Tatapan Komandan Rey mengeras. “Levi,” ujarnya dengan suara rendah namun tegas, “tugas kita adalah mengikuti perintah dari atas. Tidak lebih. Kau kapten terbaikku, dan aku butuh kau di festival itu. Paham?”

Levi menatap komandannya dengan pandangan penuh kekecewaan. Sesuatu terasa salah—Komandan Rey yang biasanya berpikir logis kini terdengar seperti boneka yang mengikuti perintah tanpa mempertimbangkan situasi sebenarnya.

“Kenapa Anda berubah seperti ini, Komandan?” Levi akhirnya bertanya, suaranya terdengar lebih pelan tetapi sarat kekecewaan.

Komandan Rey tidak langsung menjawab. Ia hanya menatap Levi dengan pandangan yang sulit diartikan, lalu berkata pelan, “Kita hanya perlu mengikuti perintah, Levi. Terkadang, itu satu-satunya pilihan.”

Levi bangkit dari kursinya, rasa frustrasi memancar jelas dari sikap tubuhnya. Ia menunduk hormat, meski matanya menyiratkan ketidakpuasan yang mendalam. “Saya mengerti, Komandan. Tapi jika ada sesuatu yang terjadi, jangan salahkan saya jika saya bertindak di luar perintah.”

Komandan Rey tidak menjawab. Ia hanya menatap Levi pergi dengan pandangan kosong, seakan menyimpan sesuatu yang tidak ingin ia ungkapkan.

Levi keluar dari ruangan itu dengan langkah berat. Pikirannya dipenuhi banyak pertanyaan. Kenapa Komandan Rey seperti ini?

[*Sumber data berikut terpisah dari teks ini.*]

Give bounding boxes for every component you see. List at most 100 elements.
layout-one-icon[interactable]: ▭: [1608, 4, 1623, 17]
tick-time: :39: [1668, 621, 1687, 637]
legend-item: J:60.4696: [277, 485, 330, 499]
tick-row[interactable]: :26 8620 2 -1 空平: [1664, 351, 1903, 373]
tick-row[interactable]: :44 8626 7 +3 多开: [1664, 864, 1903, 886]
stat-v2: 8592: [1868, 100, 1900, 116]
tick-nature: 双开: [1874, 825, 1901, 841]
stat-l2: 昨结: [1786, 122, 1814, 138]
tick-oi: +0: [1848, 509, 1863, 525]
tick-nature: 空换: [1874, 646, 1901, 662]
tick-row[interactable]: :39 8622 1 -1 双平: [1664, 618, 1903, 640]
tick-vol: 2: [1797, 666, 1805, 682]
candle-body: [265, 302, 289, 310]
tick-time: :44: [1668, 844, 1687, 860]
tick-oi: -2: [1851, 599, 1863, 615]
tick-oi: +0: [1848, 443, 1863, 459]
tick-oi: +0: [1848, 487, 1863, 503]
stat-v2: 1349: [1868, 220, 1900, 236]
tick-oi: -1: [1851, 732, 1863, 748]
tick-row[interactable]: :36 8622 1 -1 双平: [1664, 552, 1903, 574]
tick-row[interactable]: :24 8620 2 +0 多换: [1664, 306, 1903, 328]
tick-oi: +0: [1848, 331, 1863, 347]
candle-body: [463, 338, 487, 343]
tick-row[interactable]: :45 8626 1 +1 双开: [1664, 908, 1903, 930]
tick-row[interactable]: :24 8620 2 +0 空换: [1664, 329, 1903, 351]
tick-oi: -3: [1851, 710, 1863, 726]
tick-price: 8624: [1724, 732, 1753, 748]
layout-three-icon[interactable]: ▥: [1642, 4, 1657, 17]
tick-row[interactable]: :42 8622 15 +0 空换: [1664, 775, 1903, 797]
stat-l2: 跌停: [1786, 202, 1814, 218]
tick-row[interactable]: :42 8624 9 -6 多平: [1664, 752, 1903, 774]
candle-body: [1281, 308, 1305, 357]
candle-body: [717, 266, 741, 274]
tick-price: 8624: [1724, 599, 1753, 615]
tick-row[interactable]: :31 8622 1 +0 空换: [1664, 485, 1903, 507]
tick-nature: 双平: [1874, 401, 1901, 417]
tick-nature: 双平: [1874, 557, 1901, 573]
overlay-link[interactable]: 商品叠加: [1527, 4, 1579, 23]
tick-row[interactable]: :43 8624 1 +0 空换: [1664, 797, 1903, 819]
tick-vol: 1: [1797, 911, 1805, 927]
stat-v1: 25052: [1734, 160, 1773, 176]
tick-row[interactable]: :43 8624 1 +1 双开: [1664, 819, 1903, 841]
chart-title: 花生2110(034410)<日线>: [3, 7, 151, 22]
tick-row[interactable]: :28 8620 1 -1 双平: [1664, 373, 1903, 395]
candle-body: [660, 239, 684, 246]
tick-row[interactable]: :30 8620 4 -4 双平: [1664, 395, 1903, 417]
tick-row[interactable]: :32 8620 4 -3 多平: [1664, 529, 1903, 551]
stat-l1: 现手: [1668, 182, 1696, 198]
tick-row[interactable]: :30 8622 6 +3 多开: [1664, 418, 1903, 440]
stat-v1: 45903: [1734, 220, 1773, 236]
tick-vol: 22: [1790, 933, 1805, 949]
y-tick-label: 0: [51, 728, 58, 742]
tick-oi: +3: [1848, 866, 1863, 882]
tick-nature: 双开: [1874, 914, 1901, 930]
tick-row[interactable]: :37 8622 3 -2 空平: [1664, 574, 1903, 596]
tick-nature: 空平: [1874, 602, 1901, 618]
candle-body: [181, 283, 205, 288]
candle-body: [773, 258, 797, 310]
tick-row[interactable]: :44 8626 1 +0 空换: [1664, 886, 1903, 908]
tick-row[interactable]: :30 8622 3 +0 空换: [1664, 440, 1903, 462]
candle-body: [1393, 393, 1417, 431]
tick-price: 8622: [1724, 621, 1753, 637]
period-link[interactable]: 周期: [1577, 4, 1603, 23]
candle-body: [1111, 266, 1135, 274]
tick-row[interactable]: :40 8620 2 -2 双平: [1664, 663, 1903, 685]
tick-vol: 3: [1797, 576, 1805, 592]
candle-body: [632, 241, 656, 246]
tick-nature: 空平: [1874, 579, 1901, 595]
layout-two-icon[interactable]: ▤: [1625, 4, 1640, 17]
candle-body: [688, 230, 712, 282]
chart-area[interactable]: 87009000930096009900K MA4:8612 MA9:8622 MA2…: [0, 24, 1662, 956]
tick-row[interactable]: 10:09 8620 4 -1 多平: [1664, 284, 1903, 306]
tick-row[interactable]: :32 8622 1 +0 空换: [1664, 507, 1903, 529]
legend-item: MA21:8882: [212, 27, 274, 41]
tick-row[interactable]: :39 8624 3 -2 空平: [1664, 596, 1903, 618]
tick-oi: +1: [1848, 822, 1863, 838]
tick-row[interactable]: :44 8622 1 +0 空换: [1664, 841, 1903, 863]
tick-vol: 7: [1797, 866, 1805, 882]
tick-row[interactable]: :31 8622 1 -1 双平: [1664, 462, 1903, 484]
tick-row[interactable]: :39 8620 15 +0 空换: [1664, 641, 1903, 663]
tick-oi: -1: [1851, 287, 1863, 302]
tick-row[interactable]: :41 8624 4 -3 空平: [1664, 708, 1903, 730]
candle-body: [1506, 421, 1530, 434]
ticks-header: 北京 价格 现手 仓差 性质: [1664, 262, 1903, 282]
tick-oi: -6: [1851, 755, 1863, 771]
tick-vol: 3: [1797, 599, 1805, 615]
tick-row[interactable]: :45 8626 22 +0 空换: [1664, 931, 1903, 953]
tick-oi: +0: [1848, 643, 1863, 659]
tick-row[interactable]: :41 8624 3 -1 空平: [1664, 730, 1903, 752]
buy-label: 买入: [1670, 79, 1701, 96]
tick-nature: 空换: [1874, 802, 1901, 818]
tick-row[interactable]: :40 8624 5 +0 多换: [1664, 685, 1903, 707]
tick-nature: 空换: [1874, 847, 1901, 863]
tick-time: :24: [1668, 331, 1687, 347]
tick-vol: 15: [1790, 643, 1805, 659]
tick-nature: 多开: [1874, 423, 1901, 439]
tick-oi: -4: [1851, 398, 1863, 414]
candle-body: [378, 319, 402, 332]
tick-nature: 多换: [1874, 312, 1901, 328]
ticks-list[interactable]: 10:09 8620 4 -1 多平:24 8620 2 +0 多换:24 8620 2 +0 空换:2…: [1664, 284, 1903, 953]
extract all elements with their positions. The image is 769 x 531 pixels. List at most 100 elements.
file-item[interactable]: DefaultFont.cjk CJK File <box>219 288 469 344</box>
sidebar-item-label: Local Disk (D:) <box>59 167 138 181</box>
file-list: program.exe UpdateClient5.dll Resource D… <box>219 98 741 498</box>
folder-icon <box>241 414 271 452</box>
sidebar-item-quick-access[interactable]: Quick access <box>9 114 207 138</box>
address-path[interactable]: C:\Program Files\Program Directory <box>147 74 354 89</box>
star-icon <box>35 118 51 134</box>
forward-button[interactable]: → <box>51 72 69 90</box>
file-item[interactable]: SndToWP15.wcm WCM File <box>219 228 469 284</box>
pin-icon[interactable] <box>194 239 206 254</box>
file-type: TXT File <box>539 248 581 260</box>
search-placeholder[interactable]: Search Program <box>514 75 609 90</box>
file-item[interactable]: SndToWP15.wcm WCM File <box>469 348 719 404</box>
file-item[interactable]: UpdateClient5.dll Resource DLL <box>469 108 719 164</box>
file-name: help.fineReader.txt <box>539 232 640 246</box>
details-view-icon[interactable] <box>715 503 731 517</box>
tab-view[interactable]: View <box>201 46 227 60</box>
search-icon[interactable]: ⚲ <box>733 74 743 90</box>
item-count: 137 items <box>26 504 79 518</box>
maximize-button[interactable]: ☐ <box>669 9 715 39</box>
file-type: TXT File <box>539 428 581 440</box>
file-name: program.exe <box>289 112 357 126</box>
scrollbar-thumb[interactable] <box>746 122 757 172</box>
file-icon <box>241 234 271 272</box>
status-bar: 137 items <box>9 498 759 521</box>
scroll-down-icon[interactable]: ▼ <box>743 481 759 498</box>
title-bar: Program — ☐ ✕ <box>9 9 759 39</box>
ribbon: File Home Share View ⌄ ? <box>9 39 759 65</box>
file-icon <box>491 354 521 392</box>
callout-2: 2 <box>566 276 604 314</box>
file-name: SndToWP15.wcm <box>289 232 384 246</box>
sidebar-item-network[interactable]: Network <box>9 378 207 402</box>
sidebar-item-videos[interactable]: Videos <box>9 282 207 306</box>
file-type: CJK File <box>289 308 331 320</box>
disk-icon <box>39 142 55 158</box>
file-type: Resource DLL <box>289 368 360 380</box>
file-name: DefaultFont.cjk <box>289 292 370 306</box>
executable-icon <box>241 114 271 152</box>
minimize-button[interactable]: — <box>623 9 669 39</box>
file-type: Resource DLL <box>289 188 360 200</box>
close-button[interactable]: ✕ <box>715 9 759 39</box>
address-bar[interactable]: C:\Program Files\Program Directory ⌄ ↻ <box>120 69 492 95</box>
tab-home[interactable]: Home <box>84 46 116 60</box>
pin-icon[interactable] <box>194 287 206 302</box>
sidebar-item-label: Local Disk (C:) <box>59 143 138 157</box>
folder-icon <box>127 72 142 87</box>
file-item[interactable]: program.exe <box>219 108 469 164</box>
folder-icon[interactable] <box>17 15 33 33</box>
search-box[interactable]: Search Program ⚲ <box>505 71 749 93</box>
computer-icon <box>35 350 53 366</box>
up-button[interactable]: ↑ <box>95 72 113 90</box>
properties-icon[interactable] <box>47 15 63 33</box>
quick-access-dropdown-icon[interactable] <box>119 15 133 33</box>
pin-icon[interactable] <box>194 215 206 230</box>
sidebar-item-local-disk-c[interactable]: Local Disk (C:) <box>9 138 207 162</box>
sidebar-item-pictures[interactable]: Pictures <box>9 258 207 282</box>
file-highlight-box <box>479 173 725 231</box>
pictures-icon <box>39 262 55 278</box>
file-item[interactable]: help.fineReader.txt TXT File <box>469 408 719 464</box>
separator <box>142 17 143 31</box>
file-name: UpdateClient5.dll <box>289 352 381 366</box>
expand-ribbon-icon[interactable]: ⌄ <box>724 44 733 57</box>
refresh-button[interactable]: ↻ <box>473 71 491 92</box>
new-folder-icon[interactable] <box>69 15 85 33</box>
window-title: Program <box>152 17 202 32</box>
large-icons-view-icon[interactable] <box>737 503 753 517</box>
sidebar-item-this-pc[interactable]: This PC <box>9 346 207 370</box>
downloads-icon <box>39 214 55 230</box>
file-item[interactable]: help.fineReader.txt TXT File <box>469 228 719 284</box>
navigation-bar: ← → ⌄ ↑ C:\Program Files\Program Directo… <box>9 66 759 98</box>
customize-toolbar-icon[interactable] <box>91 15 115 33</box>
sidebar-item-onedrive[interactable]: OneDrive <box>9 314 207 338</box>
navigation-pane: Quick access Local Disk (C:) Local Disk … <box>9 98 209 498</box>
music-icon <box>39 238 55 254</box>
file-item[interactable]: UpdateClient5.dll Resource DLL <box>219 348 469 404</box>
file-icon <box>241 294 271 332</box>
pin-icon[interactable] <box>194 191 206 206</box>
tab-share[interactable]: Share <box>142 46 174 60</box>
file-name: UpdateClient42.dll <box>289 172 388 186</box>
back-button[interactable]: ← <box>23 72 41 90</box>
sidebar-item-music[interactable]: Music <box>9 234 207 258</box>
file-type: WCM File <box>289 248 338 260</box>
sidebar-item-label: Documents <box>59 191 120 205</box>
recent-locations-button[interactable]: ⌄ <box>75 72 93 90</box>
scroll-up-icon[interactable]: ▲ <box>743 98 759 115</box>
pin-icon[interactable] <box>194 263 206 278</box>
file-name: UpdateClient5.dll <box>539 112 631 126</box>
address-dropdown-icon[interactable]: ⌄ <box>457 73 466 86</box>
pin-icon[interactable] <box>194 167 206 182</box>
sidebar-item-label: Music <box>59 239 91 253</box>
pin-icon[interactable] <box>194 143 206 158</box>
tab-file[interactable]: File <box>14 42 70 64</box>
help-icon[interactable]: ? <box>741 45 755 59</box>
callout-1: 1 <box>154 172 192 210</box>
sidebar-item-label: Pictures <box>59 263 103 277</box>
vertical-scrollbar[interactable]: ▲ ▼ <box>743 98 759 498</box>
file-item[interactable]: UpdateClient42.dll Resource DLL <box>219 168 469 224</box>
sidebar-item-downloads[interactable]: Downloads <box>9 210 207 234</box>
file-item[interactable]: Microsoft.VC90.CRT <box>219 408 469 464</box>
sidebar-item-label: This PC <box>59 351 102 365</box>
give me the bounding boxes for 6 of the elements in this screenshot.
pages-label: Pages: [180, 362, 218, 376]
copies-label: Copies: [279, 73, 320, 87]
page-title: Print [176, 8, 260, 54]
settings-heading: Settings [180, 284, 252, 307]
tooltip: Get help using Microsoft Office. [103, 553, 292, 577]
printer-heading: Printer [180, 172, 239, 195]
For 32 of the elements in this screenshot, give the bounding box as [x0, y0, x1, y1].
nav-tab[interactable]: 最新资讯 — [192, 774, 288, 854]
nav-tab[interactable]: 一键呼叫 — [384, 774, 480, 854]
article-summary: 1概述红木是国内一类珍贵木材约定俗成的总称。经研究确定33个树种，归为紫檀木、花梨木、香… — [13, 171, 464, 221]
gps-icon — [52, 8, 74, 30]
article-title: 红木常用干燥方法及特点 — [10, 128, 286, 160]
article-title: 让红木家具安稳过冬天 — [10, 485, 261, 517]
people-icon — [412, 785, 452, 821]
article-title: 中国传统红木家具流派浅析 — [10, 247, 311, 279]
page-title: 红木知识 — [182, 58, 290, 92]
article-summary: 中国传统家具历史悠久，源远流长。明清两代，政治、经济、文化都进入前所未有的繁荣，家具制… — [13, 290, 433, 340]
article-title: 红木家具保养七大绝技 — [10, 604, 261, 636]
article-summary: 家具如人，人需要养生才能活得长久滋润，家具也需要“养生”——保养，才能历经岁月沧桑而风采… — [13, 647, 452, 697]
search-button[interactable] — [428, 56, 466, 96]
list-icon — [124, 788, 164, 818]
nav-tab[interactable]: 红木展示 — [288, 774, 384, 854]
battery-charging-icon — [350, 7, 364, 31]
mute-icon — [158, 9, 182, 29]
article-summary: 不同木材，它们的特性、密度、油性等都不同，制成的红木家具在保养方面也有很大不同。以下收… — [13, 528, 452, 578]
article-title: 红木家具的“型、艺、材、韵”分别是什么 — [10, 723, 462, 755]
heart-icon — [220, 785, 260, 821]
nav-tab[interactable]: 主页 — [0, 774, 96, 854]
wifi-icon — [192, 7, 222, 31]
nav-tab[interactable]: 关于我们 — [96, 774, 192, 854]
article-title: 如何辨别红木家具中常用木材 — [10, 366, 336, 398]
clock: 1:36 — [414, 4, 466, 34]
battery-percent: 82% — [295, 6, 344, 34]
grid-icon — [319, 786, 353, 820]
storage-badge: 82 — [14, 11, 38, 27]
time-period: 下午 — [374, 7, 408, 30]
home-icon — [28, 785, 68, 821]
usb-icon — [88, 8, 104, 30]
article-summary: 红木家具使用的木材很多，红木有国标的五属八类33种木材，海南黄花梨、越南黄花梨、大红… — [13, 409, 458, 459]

Di luar, udara malam terasa semakin menusuk, tetapi Levi tidak peduli. Festival tahunan mungkin hanya sebuah acara megah bagi sebagian orang, tetapi Levi tahu ada sesuatu yang lebih besar sedang terjadi di balik layar. Dan ia tidak akan berhenti sampai menemukan jawabannya.

“Jika mereka berpikir aku akan duduk diam, mereka salah,” gumamnya pelan, tatapannya penuh tekad. “Aku akan mencari tahu apa yang sebenarnya terjadi, bahkan jika itu berarti menentang perintah.”